© Imogen Cunningham
Kunstfoyer der Versicherungskammer Bayern Maximilianstr. 53 80530 Munich Allemagne
Throughout her life, Imogen Cunningham embraced the development of photography and the liveliness of the changing times she lived in (1883–1976). The San Francisco based artist chose at an early age to become a photographer and a working woman outside of the home: for her generation two unusual choices. Known for her versatility of subjects and finding beauty in the commonest things, Cunningham photographed the life around her, her family, nature, still-lives, street scenes, nudes, made experimental compositions and supported herself as a portraitist until her death at 93 years of age.
© Imogen Cunningham
Born on a farm in 1883 in Portland, Oregon Imogen Cunningham began printing her own photographs in a converted woodshed darkroom made by her father. In 1906 she photographed herself nude in the grass of the University of Washington Campus. After graduating she worked two years in the studio of Edward S. Curtis, photographer of The North American Indian, learning about portraiture and platinum printing. It was here she was encouraged to study further, subsequently receiving a scholarship to pursue her education from 1909–1910 in Dresden, Germany, with Prof. Dr. Robert Luther. This strengthened Cunningham’s thirst for experimentation and helped her develop her own images of “Neue Sachlichkeit”: perceiving flora and nudes as impressions of sensuality that were exhibited in the landmark 1929 “Film und Foto” exhibition in Stuttgart.
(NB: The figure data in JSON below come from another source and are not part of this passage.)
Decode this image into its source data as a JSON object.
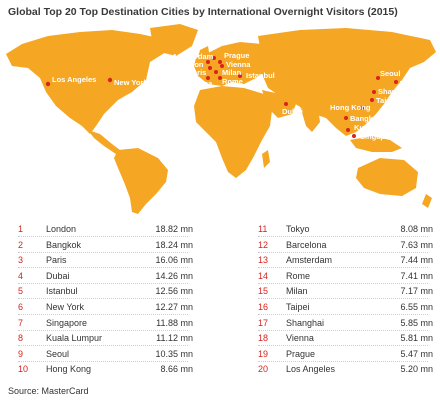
{
  "title": "Global Top 20 Top Destination Cities by International Overnight Visitors (2015)",
  "source": "Source: MasterCard",
  "colors": {
    "land": "#f5a623",
    "accent": "#d8231f",
    "label": "#ffffff"
  },
  "map_labels": {
    "los_angeles": "Los Angeles",
    "new_york": "New York",
    "amsterdam": "Amsterdam",
    "london": "London",
    "paris": "Paris",
    "barcelona": "Barcelona",
    "prague": "Prague",
    "vienna": "Vienna",
    "milan": "Milan",
    "rome": "Rome",
    "istanbul": "Istanbul",
    "dubai": "Dubai",
    "seoul": "Seoul",
    "tokyo": "Tokyo",
    "shanghai": "Shanghai",
    "taipei": "Taipei",
    "hong_kong": "Hong Kong",
    "bangkok": "Bangkok",
    "kuala_lumpur": "Kuala Lumpur",
    "singapore": "Singapore"
  },
  "rankings": [
    {
      "rank": "1",
      "city": "London",
      "value": "18.82 mn"
    },
    {
      "rank": "2",
      "city": "Bangkok",
      "value": "18.24 mn"
    },
    {
      "rank": "3",
      "city": "Paris",
      "value": "16.06 mn"
    },
    {
      "rank": "4",
      "city": "Dubai",
      "value": "14.26 mn"
    },
    {
      "rank": "5",
      "city": "Istanbul",
      "value": "12.56 mn"
    },
    {
      "rank": "6",
      "city": "New York",
      "value": "12.27 mn"
    },
    {
      "rank": "7",
      "city": "Singapore",
      "value": "11.88 mn"
    },
    {
      "rank": "8",
      "city": "Kuala Lumpur",
      "value": "11.12 mn"
    },
    {
      "rank": "9",
      "city": "Seoul",
      "value": "10.35 mn"
    },
    {
      "rank": "10",
      "city": "Hong Kong",
      "value": "8.66 mn"
    },
    {
      "rank": "11",
      "city": "Tokyo",
      "value": "8.08 mn"
    },
    {
      "rank": "12",
      "city": "Barcelona",
      "value": "7.63 mn"
    },
    {
      "rank": "13",
      "city": "Amsterdam",
      "value": "7.44 mn"
    },
    {
      "rank": "14",
      "city": "Rome",
      "value": "7.41 mn"
    },
    {
      "rank": "15",
      "city": "Milan",
      "value": "7.17 mn"
    },
    {
      "rank": "16",
      "city": "Taipei",
      "value": "6.55 mn"
    },
    {
      "rank": "17",
      "city": "Shanghai",
      "value": "5.85 mn"
    },
    {
      "rank": "18",
      "city": "Vienna",
      "value": "5.81 mn"
    },
    {
      "rank": "19",
      "city": "Prague",
      "value": "5.47 mn"
    },
    {
      "rank": "20",
      "city": "Los Angeles",
      "value": "5.20 mn"
    }
  ]
}
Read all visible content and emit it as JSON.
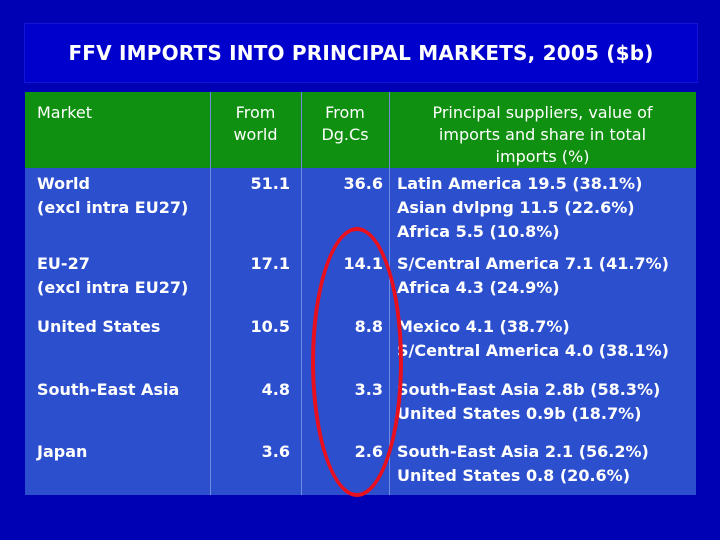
{
  "title": "FFV IMPORTS INTO PRINCIPAL MARKETS, 2005 ($b)",
  "headers": {
    "market": "Market",
    "from_world": [
      "From",
      "world"
    ],
    "from_dgcs": [
      "From",
      "Dg.Cs"
    ],
    "suppliers": [
      "Principal suppliers, value of",
      "imports and share in total",
      "imports (%)"
    ]
  },
  "rows": [
    {
      "market": [
        "World",
        "(excl intra EU27)"
      ],
      "from_world": "51.1",
      "from_dgcs": "36.6",
      "suppliers": [
        "Latin America 19.5 (38.1%)",
        "Asian dvlpng 11.5 (22.6%)",
        "Africa 5.5 (10.8%)"
      ]
    },
    {
      "market": [
        "EU-27",
        "(excl intra EU27)"
      ],
      "from_world": "17.1",
      "from_dgcs": "14.1",
      "suppliers": [
        "S/Central America 7.1 (41.7%)",
        "Africa 4.3 (24.9%)"
      ]
    },
    {
      "market": [
        "United States"
      ],
      "from_world": "10.5",
      "from_dgcs": "8.8",
      "suppliers": [
        "Mexico 4.1 (38.7%)",
        "S/Central America 4.0 (38.1%)"
      ]
    },
    {
      "market": [
        "South-East Asia"
      ],
      "from_world": "4.8",
      "from_dgcs": "3.3",
      "suppliers": [
        "South-East Asia 2.8b (58.3%)",
        "United States 0.9b (18.7%)"
      ]
    },
    {
      "market": [
        "Japan"
      ],
      "from_world": "3.6",
      "from_dgcs": "2.6",
      "suppliers": [
        "South-East Asia 2.1 (56.2%)",
        "United States 0.8 (20.6%)"
      ]
    }
  ],
  "colors": {
    "background": "#0000b4",
    "title_bar": "#0000cc",
    "header_row": "#109010",
    "body": "#2c4fce",
    "annotation_circle": "#e8101e"
  }
}
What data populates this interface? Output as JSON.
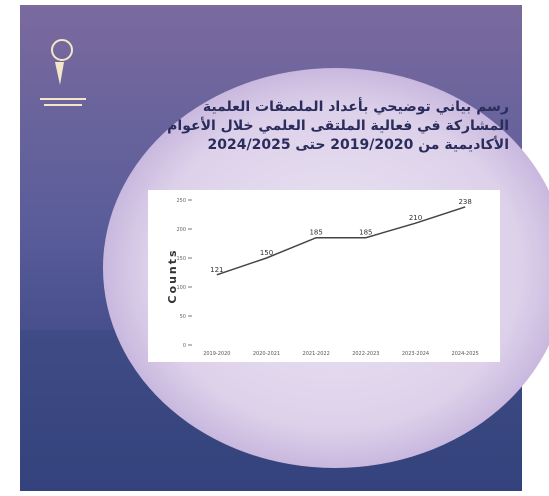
{
  "chart_data": {
    "type": "line",
    "title_lines": [
      "رسم بياني توضيحي بأعداد الملصقات العلمية",
      "المشاركة في فعالية الملتقى العلمي خلال الأعوام",
      "الأكاديمية من 2019/2020 حتى 2024/2025"
    ],
    "y_label": "Counts",
    "categories": [
      "2019-2020",
      "2020-2021",
      "2021-2022",
      "2022-2023",
      "2023-2024",
      "2024-2025"
    ],
    "values": [
      121,
      150,
      185,
      185,
      210,
      238
    ],
    "color": "#444444",
    "ylim": [
      0,
      250
    ],
    "yticks": [
      0,
      50,
      100,
      150,
      200,
      250
    ]
  }
}
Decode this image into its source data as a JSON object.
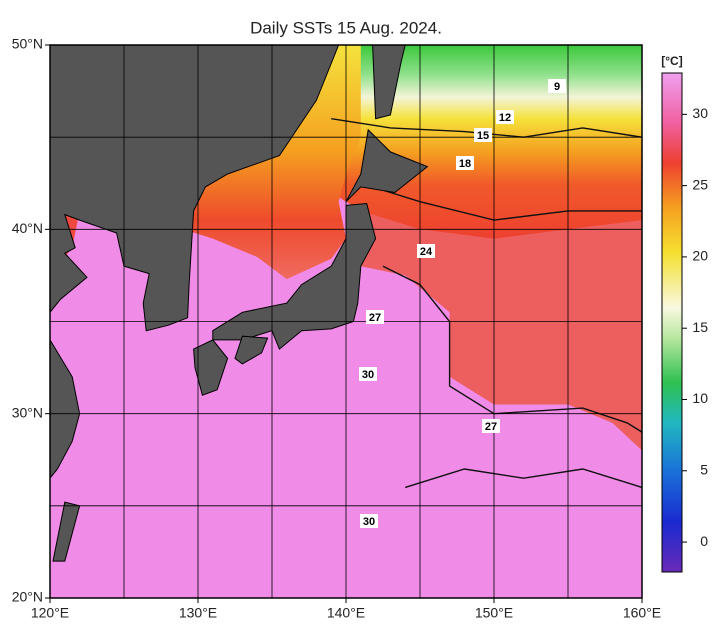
{
  "map": {
    "title": "Daily SSTs 15 Aug. 2024.",
    "lat_ticks": [
      {
        "value": 20,
        "label": "20°N"
      },
      {
        "value": 30,
        "label": "30°N"
      },
      {
        "value": 40,
        "label": "40°N"
      },
      {
        "value": 50,
        "label": "50°N"
      }
    ],
    "lon_ticks": [
      {
        "value": 120,
        "label": "120°E"
      },
      {
        "value": 130,
        "label": "130°E"
      },
      {
        "value": 140,
        "label": "140°E"
      },
      {
        "value": 150,
        "label": "150°E"
      },
      {
        "value": 160,
        "label": "160°E"
      }
    ],
    "colorbar": {
      "unit": "[°C]",
      "range": [
        -2.1,
        32.9
      ],
      "ticks": [
        0,
        5,
        10,
        15,
        20,
        25,
        30
      ]
    },
    "contour_labels": [
      9,
      12,
      15,
      18,
      24,
      27,
      30,
      27,
      30
    ]
  }
}
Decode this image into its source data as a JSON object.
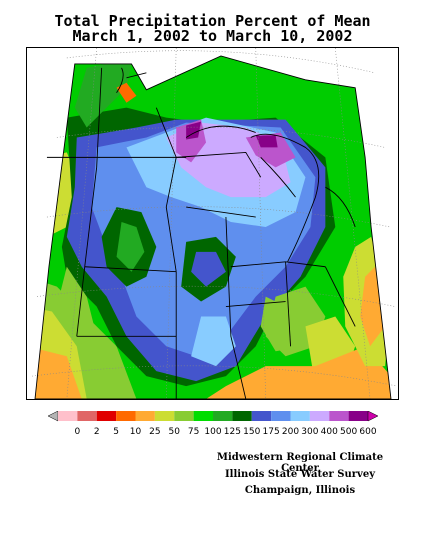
{
  "title_line1": "Total Precipitation Percent of Mean",
  "title_line2": "March 1, 2002 to March 10, 2002",
  "legend": {
    "labels": [
      "0",
      "2",
      "5",
      "10",
      "25",
      "50",
      "75",
      "100",
      "125",
      "150",
      "175",
      "200",
      "300",
      "400",
      "500",
      "600"
    ],
    "colors": [
      "#b4b4b4",
      "#ffc0cb",
      "#e06666",
      "#e00000",
      "#ff6a00",
      "#ffaa33",
      "#ccdd33",
      "#88cc33",
      "#00dd00",
      "#22aa22",
      "#006600",
      "#4455cc",
      "#5f8fee",
      "#88ccff",
      "#ccaaff",
      "#bb55cc",
      "#880088",
      "#cc00aa"
    ]
  },
  "credits": {
    "line1": "Midwestern Regional Climate Center",
    "line2": "Illinois State Water Survey",
    "line3": "Champaign, Illinois"
  }
}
The natural, artistic and liberal climates of the Bay Area influenced Cunningham and later she herself began to influence peers and younger generations of photographers. As an active artist and outspoken critic in the circles of other photographers such as Ansel Adams, Lisette Model and Minor White, Cunningham helped pave the acceptance of photography as an art form. With Ansel Adams, Edward Weston and others, she co-founded Group F-64, though as a true experimenter, never fully obliging to its constraining concept of unmanipulated photography.
As an accomplished portrait photographer she photographed artists, dancers, writers and musicians including many of the 20th century’s greatest personalities such as choreographer Martha Graham, actor Cary Grant and of the artist Frida Kahlo of which her portraits are some of the most published worldwide.
It is her modernist artistic legacy that has impacted photography most, but her thirst for experimentation was perpetual. An inspiration to following generations, she is herself a vintage, a root of the ever expanding family tree of photography. Her lifetime of photography was in quest of beauty and of irony.
© Imogen Cunningham
By providing a new look at her life’s work “Imogen Cunningham” enables visitors to view the perspectives and themes, which the artist pursued and created. The photographs exemplify her ability of finding beauty and often comic relief in her subject matter. They demonstrate her gift of seeing the unexpected abstraction of light, shadow and forms of the human figure, flora or manmade constructions. This exhibition shows 170 photographs and objects spanning 70 years of the artist’s work. Included are rarely seen vintage images from her archives and museum collections by this visionary of 20th century photographic modernism.
This most comprehensive exhibition of her work was organized by the Fundación Mapfre, Madrid, in collaboration with
La Fabrica, Madrid, the Kunstfoyer der Versicherungskammer, Munich and the Kulturhuset, Stockholm.